A 67-year-old male was hospitalized for right lower extremity skin abscess with cellulitis complicated by methicillin sensitive Staphylococcus Aureusbacteremia. The patient received piperacillin/tazobactam (pip/taz) and vancomycin over the first 5 days of hospitalization which was de-escalated to cefazolin at discharge. Thirty-six hours after discharge, the patient was readmitted with expanding area of erythema, calor and dolor. Vancomycin and pip/taz were reinitiated. On hospital day 3, a critical platelet count of zero/μL (admission platelet count = 242,000/μL) was reported on two consecutive blood samples, confirmed by microscopy without evidence of platelet clumping. Diagnoses of heparin-induced thrombocytopenia (HIT), disseminated intravascular coagulation (DIC), and drug induced thrombocytopenia were entertained. Heparin flushes and enoxaparin were discontinued and the antimicrobial regimen was converted to daptomycin. Heparin-induced platelet antibodies, serotonin release assay, and DIC panel were unremarkable. Serum samples were tested for vancomycin-dependent and piperacillin/tazobactam-dependent anti-platelet antibodies. Two doses of platelets were transfused resulting in an increased platelet count to 2,000/μL. Following 2 doses of intravenous immune globulin and 6 more doses of platelets over hospital days 3 and 4, a platelet count above 40,000/μL was sustained. Serum samples returned positive for presence of vancomycin-dependent platelet-reactive IgG antibodies supporting a diagnosis of vancomycin-induced immune thrombocytopenia (VIT). Vancomycin was added to the patient’s allergy list prior to discharge home on hospital day 7 with platelet count recovery to 158,000/μL.
Discussion:
Thrombocytopenia is a common hematologic condition seen in hospitalized patients. However, quickly determining an exact etiology may be challenging given the numerous potential causes. The incidence of drug induced thrombocytopenia is not well delineated given the difficulty in establishing a direct link between this condition and the multitude of prescribed drugs that can be associated. Moreover, vancomycin may be overlooked as a potential etiology in patients with bacterial sepsis and patients receiving heparin products.

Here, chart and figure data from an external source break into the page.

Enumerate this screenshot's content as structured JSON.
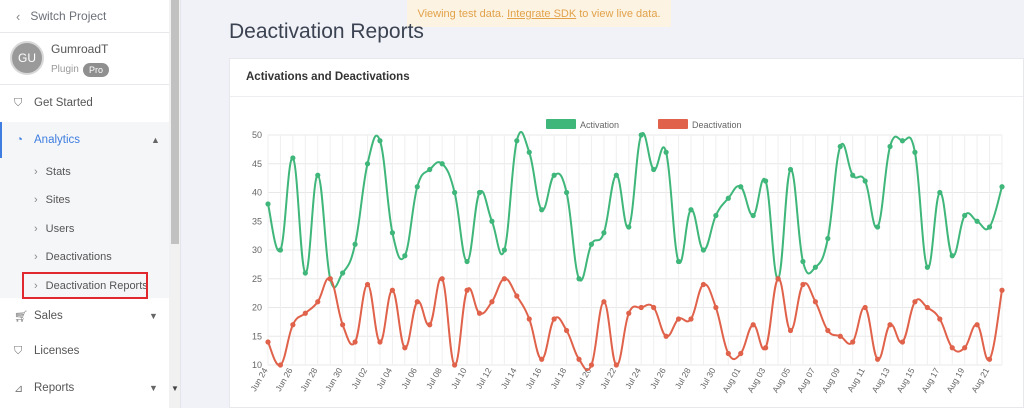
{
  "sidebar": {
    "switch_label": "Switch Project",
    "avatar_initials": "GU",
    "project_name": "GumroadT",
    "project_type": "Plugin",
    "plan_badge": "Pro",
    "get_started": "Get Started",
    "analytics": "Analytics",
    "analytics_items": [
      "Stats",
      "Sites",
      "Users",
      "Deactivations",
      "Deactivation Reports"
    ],
    "sales": "Sales",
    "licenses": "Licenses",
    "reports": "Reports"
  },
  "notice": {
    "prefix": "Viewing test data.",
    "link": "Integrate SDK",
    "suffix": "to view live data."
  },
  "page_title": "Deactivation Reports",
  "card_title": "Activations and Deactivations",
  "colors": {
    "activation": "#3fb67a",
    "deactivation": "#e0624a",
    "accent": "#3f7ee0",
    "highlight": "#e0282e"
  },
  "chart_data": {
    "type": "line",
    "title": "Activations and Deactivations",
    "ylim": [
      10,
      50
    ],
    "yticks": [
      10,
      15,
      20,
      25,
      30,
      35,
      40,
      45,
      50
    ],
    "legend_position": "top-center",
    "grid": true,
    "x": [
      "Jun 24",
      "Jun 25",
      "Jun 26",
      "Jun 27",
      "Jun 28",
      "Jun 29",
      "Jun 30",
      "Jul 01",
      "Jul 02",
      "Jul 03",
      "Jul 04",
      "Jul 05",
      "Jul 06",
      "Jul 07",
      "Jul 08",
      "Jul 09",
      "Jul 10",
      "Jul 11",
      "Jul 12",
      "Jul 13",
      "Jul 14",
      "Jul 15",
      "Jul 16",
      "Jul 17",
      "Jul 18",
      "Jul 19",
      "Jul 20",
      "Jul 21",
      "Jul 22",
      "Jul 23",
      "Jul 24",
      "Jul 25",
      "Jul 26",
      "Jul 27",
      "Jul 28",
      "Jul 29",
      "Jul 30",
      "Jul 31",
      "Aug 01",
      "Aug 02",
      "Aug 03",
      "Aug 04",
      "Aug 05",
      "Aug 06",
      "Aug 07",
      "Aug 08",
      "Aug 09",
      "Aug 10",
      "Aug 11",
      "Aug 12",
      "Aug 13",
      "Aug 14",
      "Aug 15",
      "Aug 16",
      "Aug 17",
      "Aug 18",
      "Aug 19",
      "Aug 20",
      "Aug 21",
      "Aug 22"
    ],
    "tick_labels": [
      "Jun 24",
      "Jun 26",
      "Jun 28",
      "Jun 30",
      "Jul 02",
      "Jul 04",
      "Jul 06",
      "Jul 08",
      "Jul 10",
      "Jul 12",
      "Jul 14",
      "Jul 16",
      "Jul 18",
      "Jul 20",
      "Jul 22",
      "Jul 24",
      "Jul 26",
      "Jul 28",
      "Jul 30",
      "Aug 01",
      "Aug 03",
      "Aug 05",
      "Aug 07",
      "Aug 09",
      "Aug 11",
      "Aug 13",
      "Aug 15",
      "Aug 17",
      "Aug 19",
      "Aug 21"
    ],
    "series": [
      {
        "name": "Activation",
        "values": [
          38,
          30,
          46,
          26,
          43,
          25,
          26,
          31,
          45,
          49,
          33,
          29,
          41,
          44,
          45,
          40,
          28,
          40,
          35,
          30,
          49,
          47,
          37,
          43,
          40,
          25,
          31,
          33,
          43,
          34,
          50,
          44,
          47,
          28,
          37,
          30,
          36,
          39,
          41,
          36,
          42,
          25,
          44,
          28,
          27,
          32,
          48,
          43,
          42,
          34,
          48,
          49,
          47,
          27,
          40,
          29,
          36,
          35,
          34,
          41
        ]
      },
      {
        "name": "Deactivation",
        "values": [
          14,
          10,
          17,
          19,
          21,
          25,
          17,
          14,
          24,
          14,
          23,
          13,
          21,
          17,
          25,
          10,
          23,
          19,
          21,
          25,
          22,
          18,
          11,
          18,
          16,
          11,
          10,
          21,
          10,
          19,
          20,
          20,
          15,
          18,
          18,
          24,
          20,
          12,
          12,
          17,
          13,
          25,
          16,
          24,
          21,
          16,
          15,
          14,
          20,
          11,
          17,
          14,
          21,
          20,
          18,
          13,
          13,
          17,
          11,
          23
        ]
      }
    ]
  }
}
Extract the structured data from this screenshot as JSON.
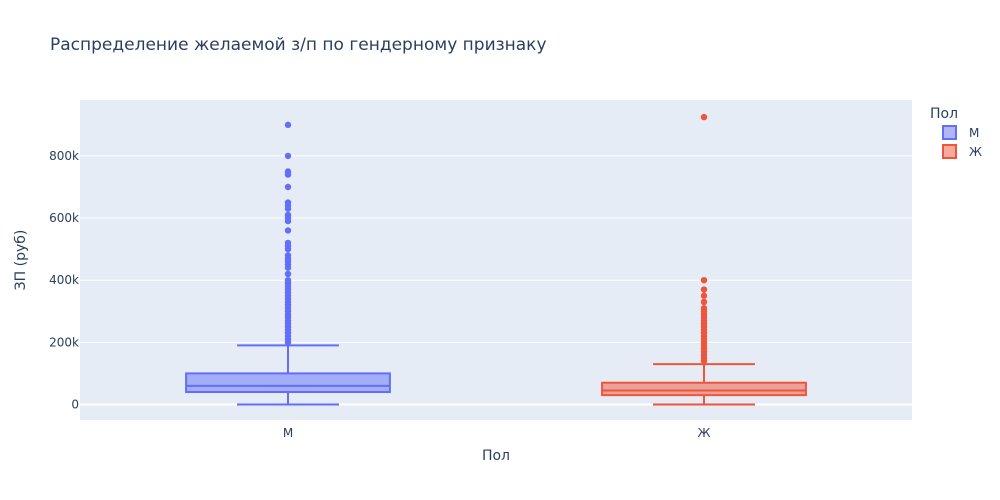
{
  "chart_data": {
    "type": "box",
    "title": "Распределение желаемой з/п по гендерному признаку",
    "xlabel": "Пол",
    "ylabel": "ЗП (руб)",
    "ylim": [
      -50000,
      980000
    ],
    "yticks": [
      0,
      200000,
      400000,
      600000,
      800000
    ],
    "ytick_labels": [
      "0",
      "200k",
      "400k",
      "600k",
      "800k"
    ],
    "categories": [
      "М",
      "Ж"
    ],
    "legend": {
      "title": "Пол",
      "position": "top-right"
    },
    "grid": true,
    "series": [
      {
        "name": "М",
        "category": "М",
        "color": "#636efa",
        "min": 0,
        "q1": 40000,
        "median": 60000,
        "q3": 100000,
        "upper_fence": 190000,
        "outliers": [
          900000,
          800000,
          750000,
          740000,
          700000,
          650000,
          640000,
          630000,
          610000,
          600000,
          590000,
          560000,
          520000,
          510000,
          500000,
          480000,
          470000,
          460000,
          450000,
          440000,
          420000,
          400000,
          390000,
          380000,
          370000,
          360000,
          350000,
          340000,
          330000,
          320000,
          310000,
          300000,
          290000,
          280000,
          270000,
          260000,
          250000,
          240000,
          230000,
          220000,
          210000,
          200000
        ]
      },
      {
        "name": "Ж",
        "category": "Ж",
        "color": "#ef553b",
        "min": 0,
        "q1": 30000,
        "median": 45000,
        "q3": 70000,
        "upper_fence": 130000,
        "outliers": [
          925000,
          400000,
          370000,
          350000,
          330000,
          310000,
          300000,
          290000,
          280000,
          270000,
          260000,
          250000,
          240000,
          230000,
          220000,
          210000,
          200000,
          190000,
          180000,
          170000,
          160000,
          150000,
          140000
        ]
      }
    ]
  }
}
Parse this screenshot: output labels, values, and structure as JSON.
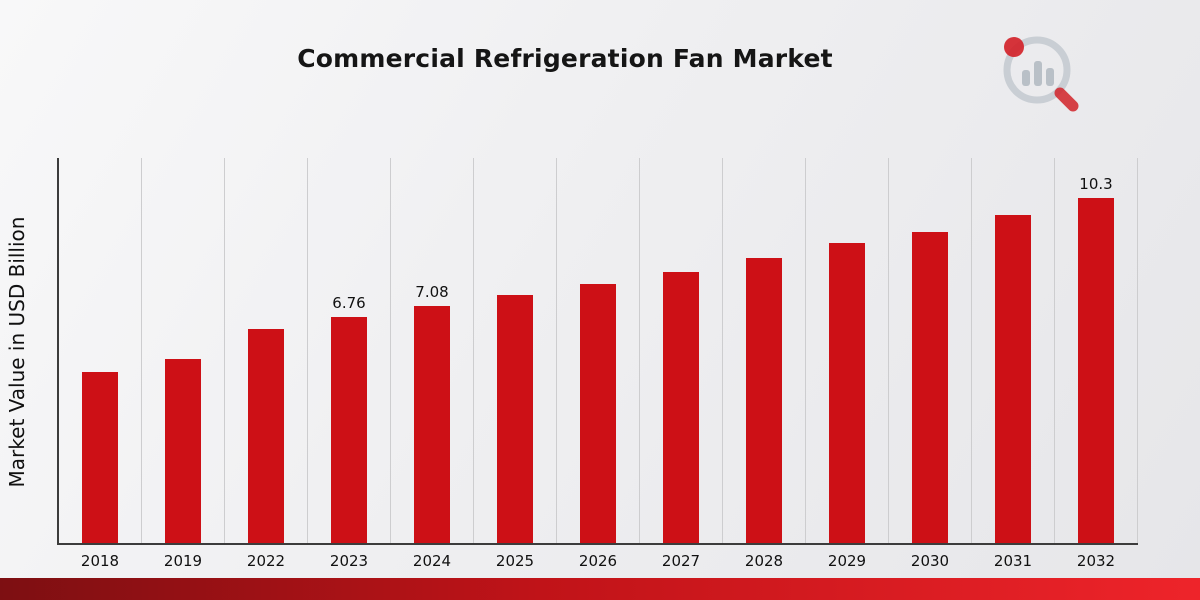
{
  "page": {
    "title": "Commercial Refrigeration Fan Market",
    "ylabel": "Market Value in USD Billion"
  },
  "chart_data": {
    "type": "bar",
    "title": "Commercial Refrigeration Fan Market",
    "xlabel": "",
    "ylabel": "Market Value in USD Billion",
    "categories": [
      "2018",
      "2019",
      "2022",
      "2023",
      "2024",
      "2025",
      "2026",
      "2027",
      "2028",
      "2029",
      "2030",
      "2031",
      "2032"
    ],
    "values": [
      5.1,
      5.5,
      6.4,
      6.76,
      7.08,
      7.4,
      7.75,
      8.1,
      8.5,
      8.95,
      9.3,
      9.8,
      10.3
    ],
    "data_labels": [
      "",
      "",
      "",
      "6.76",
      "7.08",
      "",
      "",
      "",
      "",
      "",
      "",
      "",
      "10.3"
    ],
    "ylim": [
      0,
      11.5
    ],
    "bar_color": "#cd1016",
    "grid": "vertical-only",
    "legend": "none"
  },
  "branding": {
    "logo_icon": "bar-chart-magnifier-logo",
    "logo_accent_color": "#d2232a",
    "logo_gray_color": "#c3c9cf"
  },
  "footer": {
    "band_color_left": "#7d0f12",
    "band_color_right": "#ee242a"
  }
}
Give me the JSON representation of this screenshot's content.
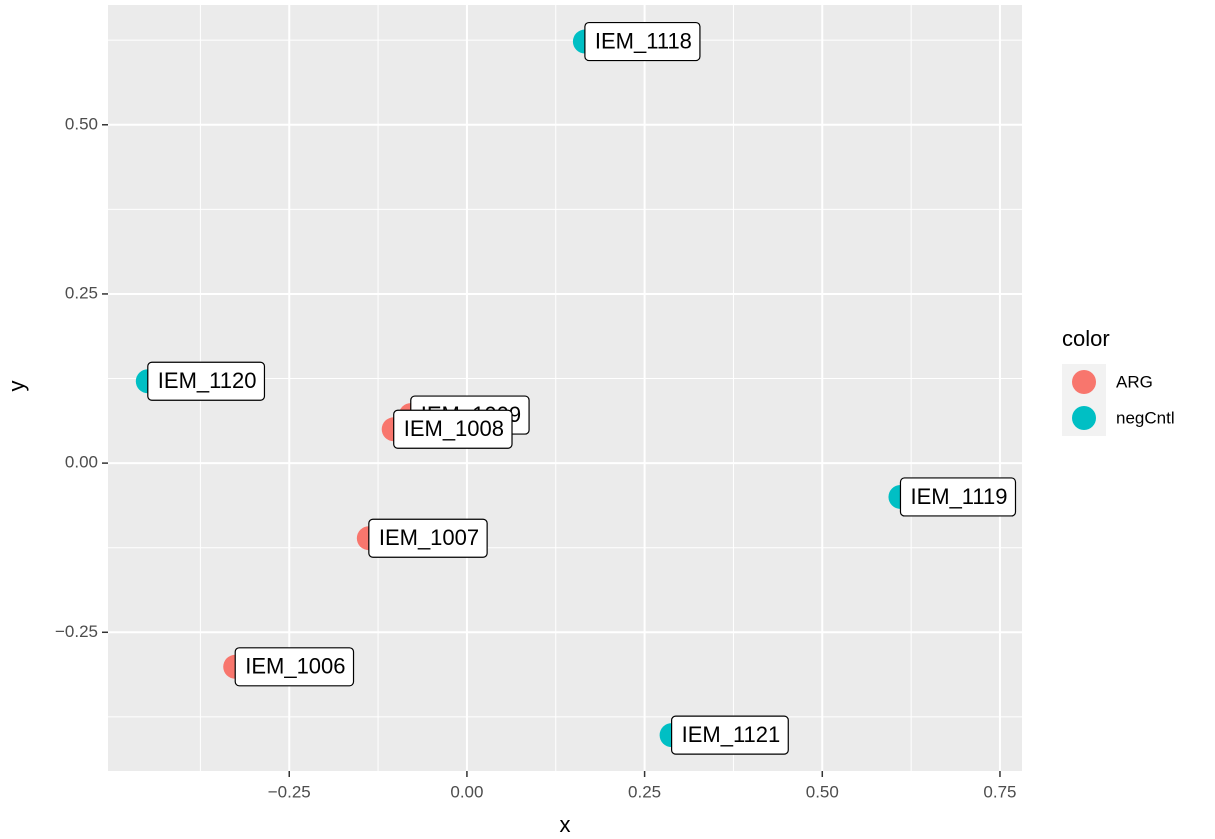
{
  "chart_data": {
    "type": "scatter",
    "x_label": "x",
    "y_label": "y",
    "legend_title": "color",
    "legend_position": "right",
    "xlim": [
      -0.505,
      0.781
    ],
    "ylim": [
      -0.455,
      0.677
    ],
    "xticks": [
      {
        "value": -0.25,
        "label": "−0.25"
      },
      {
        "value": 0,
        "label": "0.00"
      },
      {
        "value": 0.25,
        "label": "0.25"
      },
      {
        "value": 0.5,
        "label": "0.50"
      },
      {
        "value": 0.75,
        "label": "0.75"
      }
    ],
    "yticks": [
      {
        "value": -0.25,
        "label": "−0.25"
      },
      {
        "value": 0,
        "label": "0.00"
      },
      {
        "value": 0.25,
        "label": "0.25"
      },
      {
        "value": 0.5,
        "label": "0.50"
      }
    ],
    "grid": true,
    "series": [
      {
        "name": "ARG",
        "color": "#F8766D",
        "labels": [
          "IEM_1009",
          "IEM_1008",
          "IEM_1007",
          "IEM_1006"
        ],
        "x": [
          -0.079,
          -0.103,
          -0.138,
          -0.326
        ],
        "values": [
          0.071,
          0.05,
          -0.111,
          -0.301
        ]
      },
      {
        "name": "negCntl",
        "color": "#00BFC4",
        "labels": [
          "IEM_1118",
          "IEM_1120",
          "IEM_1119",
          "IEM_1121"
        ],
        "x": [
          0.166,
          -0.449,
          0.61,
          0.288
        ],
        "values": [
          0.623,
          0.121,
          -0.05,
          -0.402
        ]
      }
    ]
  }
}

Previous reports suggest VIT results in nadir platelet counts 8 days following vancomycin initiation with a median nadir 93% below baseline. A platelet count return to at least 150,000/μL was reported an average of 7.5 days following vancomycin discontinuation. To our knowledge, this case is the first report of VIT to demonstrate a decline to undetectable platelet counts.
Conclusions:
Vancomycin-induced thrombocytopenia may have life threatening consequences. Prompt recognition and rapid discontinuation of vancomycin results in earlier diagnosis and decreased duration of severe thrombocytopenia. The availability of confirmatory diagnostic testing allows hospitalists to better inform patients and prevent vancomycin re-exposure.